Un individu non vacciné et infecté développe ainsi « des anticorps contre toutes les protéines du virus. Quand un individu a été vacciné avec la protéine Spike, par exemple, l'infection par le virus se heurte à une réponse immunitaire contre Spike. Cette réponse va réduire fortement la persistance du virus, c'est le but recherché... Mais cette moindre persistance du virus induira beaucoup moins d'anticorps contre les autres protéines du virus », précise de son côté Éric Muraille, immunologiste et biologiste à l’Université libre de Bruxelles.

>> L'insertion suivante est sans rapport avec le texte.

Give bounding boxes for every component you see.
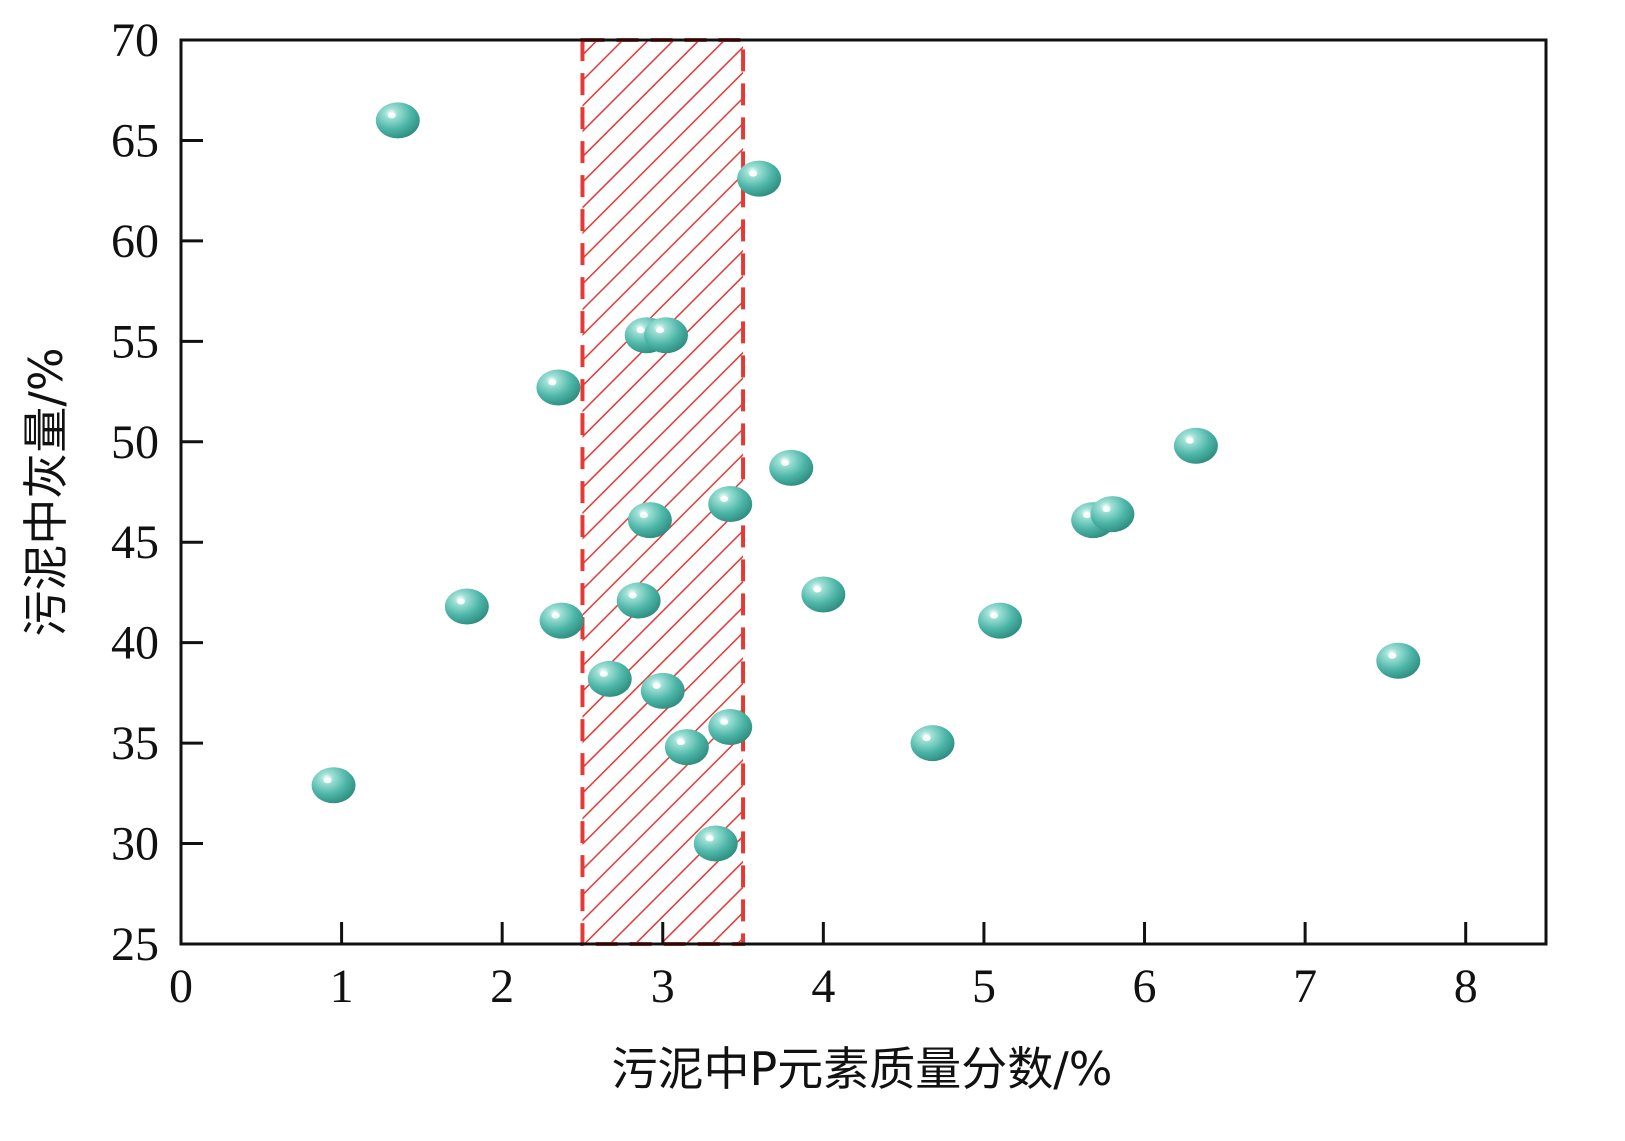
data-point <box>627 502 672 539</box>
x-tick-label: 4 <box>811 960 835 1013</box>
data-point <box>640 672 685 709</box>
y-tick-label: 40 <box>111 617 159 670</box>
x-tick-label: 2 <box>490 960 514 1013</box>
y-tick-label: 60 <box>111 215 159 268</box>
data-point <box>708 486 753 523</box>
x-tick-label: 3 <box>651 960 675 1013</box>
data-point <box>1173 427 1218 464</box>
data-point <box>536 369 581 406</box>
x-tick-label: 6 <box>1133 960 1157 1013</box>
y-tick-label: 65 <box>111 114 159 167</box>
y-tick-label: 25 <box>111 918 159 971</box>
plot-frame <box>179 38 1548 946</box>
data-point <box>616 582 661 619</box>
y-tick-label: 70 <box>111 14 159 67</box>
data-point <box>801 576 846 613</box>
y-tick-label: 50 <box>111 416 159 469</box>
data-point <box>1376 642 1421 679</box>
data-point <box>737 160 782 197</box>
data-point <box>444 588 489 625</box>
data-point <box>978 602 1022 639</box>
y-tick-label: 35 <box>111 717 159 770</box>
data-point <box>643 317 688 354</box>
data-point <box>1090 496 1135 533</box>
y-tick-label: 45 <box>111 516 159 569</box>
data-point <box>664 729 709 766</box>
data-point <box>693 825 738 862</box>
data-point <box>311 767 356 804</box>
x-axis-title: 污泥中P元素质量分数/% <box>612 1042 1113 1096</box>
y-tick-label: 55 <box>111 315 159 368</box>
x-tick-label: 0 <box>169 960 193 1013</box>
x-tick-label: 7 <box>1293 960 1317 1013</box>
y-axis-title: 污泥中灰量/% <box>19 347 73 636</box>
x-tick-label: 1 <box>330 960 354 1013</box>
data-point <box>769 449 814 486</box>
data-point <box>708 709 753 746</box>
data-points-layer <box>311 102 1421 862</box>
data-point <box>375 102 420 139</box>
x-tick-label: 8 <box>1454 960 1478 1013</box>
data-point <box>910 725 955 762</box>
data-point <box>587 660 632 697</box>
x-tick-label: 5 <box>972 960 996 1013</box>
data-point <box>539 602 584 639</box>
y-tick-label: 30 <box>111 818 159 871</box>
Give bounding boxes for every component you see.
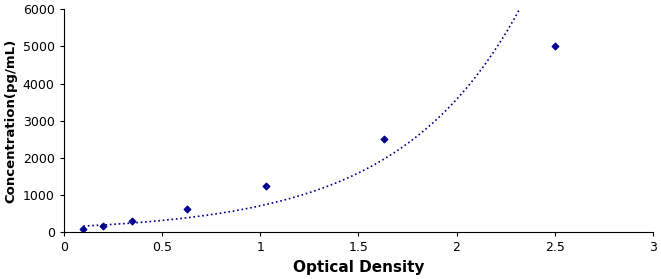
- Y-axis label: Concentration(pg/mL): Concentration(pg/mL): [4, 39, 17, 203]
- X-axis label: Optical Density: Optical Density: [293, 260, 424, 275]
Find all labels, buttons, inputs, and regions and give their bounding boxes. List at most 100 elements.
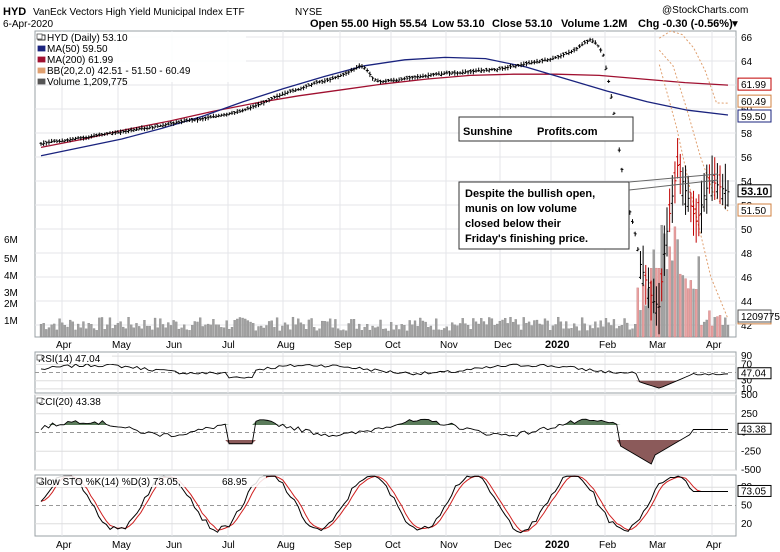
volume-bar (92, 328, 96, 338)
volume-bar (472, 318, 475, 338)
volume-bar (58, 318, 61, 338)
volume-tick-label: 4M (4, 271, 18, 282)
rsi-tick-label: 10 (741, 384, 753, 395)
volume-bar (371, 325, 374, 338)
x-tick-label-bottom: Apr (56, 540, 72, 551)
volume-bar (252, 323, 255, 338)
volume-bar (82, 321, 85, 338)
y-tick-label: 46 (741, 273, 753, 284)
x-tick-label-top: Feb (599, 340, 617, 351)
volume-bar (140, 328, 143, 338)
legend-bb: BB(20,2.0) 42.51 - 51.50 - 60.49 (47, 66, 191, 77)
cci-negative-fill (41, 440, 728, 464)
annotation-pointer (628, 179, 719, 191)
volume-bar (480, 318, 483, 338)
volume-bar (636, 287, 639, 338)
volume-bar (482, 321, 486, 338)
volume-bar (183, 324, 186, 338)
volume-bar (307, 319, 311, 338)
volume-bar (437, 329, 441, 338)
volume-bar (421, 320, 425, 338)
sto-legend-bg (36, 476, 266, 487)
volume-bar (328, 318, 332, 338)
volume-bar (474, 321, 478, 338)
volume-bar (504, 318, 507, 338)
volume-bar (220, 327, 223, 338)
volume-bar (477, 323, 480, 338)
volume-bar (549, 330, 552, 338)
volume-bar (143, 320, 146, 338)
volume-bar (530, 325, 533, 338)
x-tick-label-bottom: Mar (649, 540, 667, 551)
x-tick-label-top: Mar (649, 340, 667, 351)
volume-bar (297, 318, 300, 338)
brand-profits: Profits.com (537, 126, 598, 138)
legend-ma50-swatch (37, 45, 46, 52)
volume-bar (257, 326, 260, 338)
volume-bar (509, 316, 512, 338)
volume-bar (151, 329, 154, 338)
volume-bar (270, 320, 273, 338)
volume-bar (628, 329, 632, 338)
volume-bar (254, 330, 258, 338)
volume-bar (588, 325, 592, 338)
volume-bar (130, 324, 133, 338)
volume-bar (665, 269, 669, 338)
x-tick-label-top: May (112, 340, 131, 351)
volume-bar (63, 325, 67, 338)
volume-bar (403, 325, 406, 338)
chart-date: 6-Apr-2020 (3, 19, 53, 30)
down-arrow-icon: ▼ (730, 19, 740, 30)
annotation-line: munis on low volume (465, 203, 577, 215)
x-tick-label-bottom: Jul (222, 540, 235, 551)
stockcharts-watermark: @StockCharts.com (662, 5, 748, 16)
volume-bar (573, 323, 576, 338)
volume-bar (323, 321, 326, 338)
y-tick-label: 64 (741, 57, 753, 68)
volume-bar (76, 323, 80, 338)
y-tick-label: 54 (741, 177, 753, 188)
volume-bar (641, 284, 645, 338)
volume-bar (527, 321, 531, 338)
volume-bar (172, 320, 175, 338)
volume-bar (111, 328, 114, 338)
volume-bar (164, 327, 167, 338)
rsi-tick-label: 90 (741, 351, 753, 362)
volume-bar (188, 330, 191, 338)
volume-bar (419, 317, 422, 338)
volume-tick-label: 1M (4, 316, 18, 327)
volume-bar (565, 321, 568, 338)
volume-bar (260, 325, 263, 338)
legend-volume-swatch (37, 78, 46, 85)
x-tick-label-top: Apr (706, 340, 722, 351)
price-tag-label: 53.10 (741, 186, 769, 198)
legend-volume: Volume 1,209,775 (47, 77, 128, 88)
volume-bar (366, 324, 369, 338)
volume-bar (405, 330, 409, 338)
volume-bar (39, 323, 43, 338)
panel-corner-icon (36, 477, 43, 484)
cci-value-tag (737, 422, 772, 435)
volume-bar (384, 328, 387, 338)
volume-bar (103, 329, 106, 338)
panel-corner-icon (36, 354, 43, 361)
volume-bar (517, 324, 520, 338)
volume-bar (79, 327, 82, 338)
volume-bar (429, 325, 433, 338)
volume-bar (408, 320, 411, 338)
price-tag-label: 60.49 (741, 97, 766, 108)
volume-bar (278, 330, 281, 338)
x-tick-label-top: Oct (385, 340, 401, 351)
volume-bar (204, 324, 207, 338)
volume-bar (156, 327, 159, 338)
x-tick-label-top: Jul (222, 340, 235, 351)
volume-bar (724, 317, 727, 338)
x-tick-label-bottom: Jun (166, 540, 182, 551)
y-tick-label: 50 (741, 225, 753, 236)
volume-bar (108, 317, 112, 338)
volume-bar (461, 318, 464, 338)
volume-bar (506, 323, 509, 338)
volume-bar (45, 329, 48, 338)
legend-ma50: MA(50) 59.50 (47, 44, 108, 55)
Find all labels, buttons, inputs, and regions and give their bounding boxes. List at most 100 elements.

Il s’agit d’un effet « connu » et « qui n’a rien d’inquiétant », poursuit-il. « La capacité de l'individu vacciné à faire des anticorps contre des protéines autres que celles du virus n'est absolument pas réduite », insiste-t-il.
Ce n’est pas la première fois que les rapports de l’UKHSA sur les vaccins contre le Covid-19 font l’objet d’un détournement ou d’une mauvaise interprétation. D’autres publications ont également circulé sur Facebook, affirmant à tort que les données de l’agence britannique prouveraient que la vaccination anti-Covid entraîne une destruction du système immunitaire, comme l’a remarqué l’AFP.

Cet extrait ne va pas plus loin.